Hans gab durch Widerspruchslosigkeit zu, daß er sich eines Bockes bewußt war, und suchte die Freunde auf etwas andres zu bringen. Die Kanne erhebend, begann er: »Hier, Kampfgenossen, ist Kaffee, den ich auf Spiritus selbst gekocht habe, was ich anzuerkennen bitte. Die Bohnen sind mit einem Stein zerklopft und die Brühe hab' ich durch ein Schnupftuch gegossen.«

»Ist eure Magd krank?«

»Bereitest du dich für eine Kriegslaufbahn vor?«

»Oder fürs Hinterland von Kamerun?«

»Oed! Emmy soll doch nicht wissen, daß ihr da seid; denkt ihr, sie nehmen sich sonst da unten nicht in acht? Ich habe sogar vor einer Stunde feierlich von unsrer Klügsten Abschied genommen, und sie denkt, ich sei mit dem ganzen Tugendbunde nach Dausenau. Sowie ich aber den Kuchen gekauft hatte, schlich ich mich heimlich wieder ins Haus.«

»Hans übertrifft sich selber,« bemerkte Edu, mit Liebesblicken den Kuchen betrachtend. »Rache scheint wirklich süß.«

Kurtchen aber rief: »Ungeheuer ist mein Feuer,« und vertilgte feurig das größte Stück, das er erwischen konnte.

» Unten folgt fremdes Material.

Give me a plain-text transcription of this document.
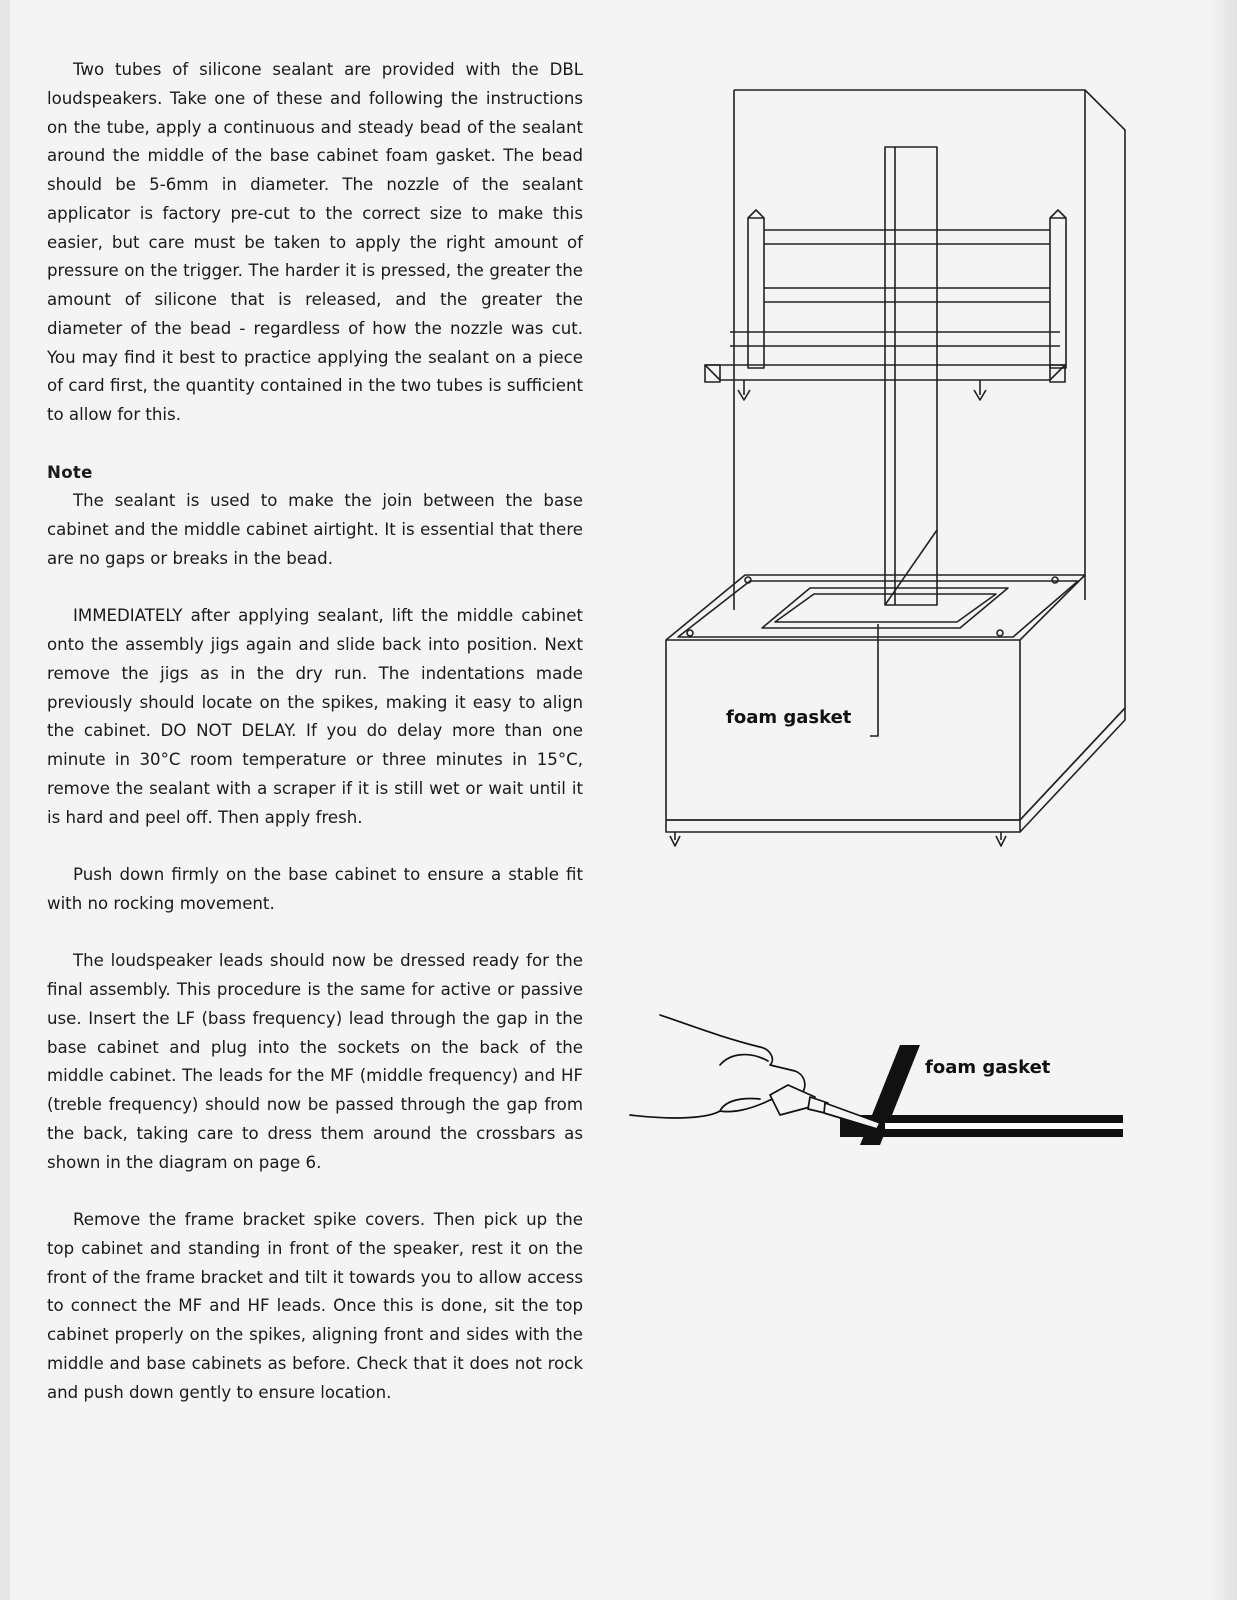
Two tubes of silicone sealant are provided with the DBL loudspeakers. Take one of these and following the instructions on the tube, apply a continuous and steady bead of the sealant around the middle of the base cabinet foam gasket. The bead should be 5-6mm in diameter. The nozzle of the sealant applicator is factory pre-cut to the correct size to make this easier, but care must be taken to apply the right amount of pressure on the trigger. The harder it is pressed, the greater the amount of silicone that is released, and the greater the diameter of the bead - regardless of how the nozzle was cut. You may find it best to practice applying the sealant on a piece of card first, the quantity contained in the two tubes is sufficient to allow for this.

Note

The sealant is used to make the join between the base cabinet and the middle cabinet airtight. It is essential that there are no gaps or breaks in the bead.

IMMEDIATELY after applying sealant, lift the middle cabinet onto the assembly jigs again and slide back into position. Next remove the jigs as in the dry run. The indentations made previously should locate on the spikes, making it easy to align the cabinet. DO NOT DELAY. If you do delay more than one minute in 30°C room temperature or three minutes in 15°C, remove the sealant with a scraper if it is still wet or wait until it is hard and peel off. Then apply fresh.

Push down firmly on the base cabinet to ensure a stable fit with no rocking movement.

The loudspeaker leads should now be dressed ready for the final assembly. This procedure is the same for active or passive use. Insert the LF (bass frequency) lead through the gap in the base cabinet and plug into the sockets on the back of the middle cabinet. The leads for the MF (middle frequency) and HF (treble frequency) should now be passed through the gap from the back, taking care to dress them around the crossbars as shown in the diagram on page 6.

Remove the frame bracket spike covers. Then pick up the top cabinet and standing in front of the speaker, rest it on the front of the frame bracket and tilt it towards you to allow access to connect the MF and HF leads. Once this is done, sit the top cabinet properly on the spikes, aligning front and sides with the middle and base cabinets as before. Check that it does not rock and push down gently to ensure location.

foam gasket
foam gasket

Inzwischen trat unten Mike in den Garten, sie ging sehr langsam, blieb endlich gar stehen und schmiegte die Wange zärtlich an eine volle Rose, die sich über den Weg bog. Emmy beobachtete sie einen Augenblick staunend, dann sprang sie auf und eilte ihr entgegen.

»Miks, lieber Miks, ist dir etwas geschehen?«

Erstaunt sah Mike von der Rose auf.

»Geschehen? Behüte – wie kommst du darauf? Ich dachte nur an Papa und wie viel länger er wegbleibt, als wir anfangs meinten. Ich hoffe, Karlsbad bekommt ihm recht gut, und er bleibt, bis er ganz gesund ist. Hast du Nachricht von deinem Papa?«

Emmy war nun auch ernsthaft geworden, sie teilte Mikes Hoffnung nicht ganz. Sie wußte, daß ihre Väter Briefe wechselten, von deren Inhalt niemand etwas erfuhr, die den Arzt aber jedesmal trübe stimmten. Vor zwei Tagen war wieder so ein Brief gekommen, und am Abend darauf reiste Doktor Olfers ab. Er sagte allerdings, er sei zu einem Kranken gerufen, und das kam ja vor; nur hatte der Vater sonst in Sommerszeiten solchen Rufen keine Folge geleistet, zumal, wenn sie aus so weiter Ferne kamen – er nannte ein böhmisches Dorf und setzte hinzu: »Wenn ich nicht zu lange aufgehalten werde, gehe ich über Karlsbad zurück, vielleicht können wir zusammen heimreisen, der Papa Hennings und ich.«

Emmy wußte nicht, ob er das auch bei Hennings gesagt hatte, als er auf dem Wege zum Bahnhof noch einmal dort hinaufgegangen war. Vielleicht fragte Mike deshalb. Aber ein Brief war nicht da und würde kaum kommen. Doktor Olfers schrieb selten auf kurzen Berufsreisen.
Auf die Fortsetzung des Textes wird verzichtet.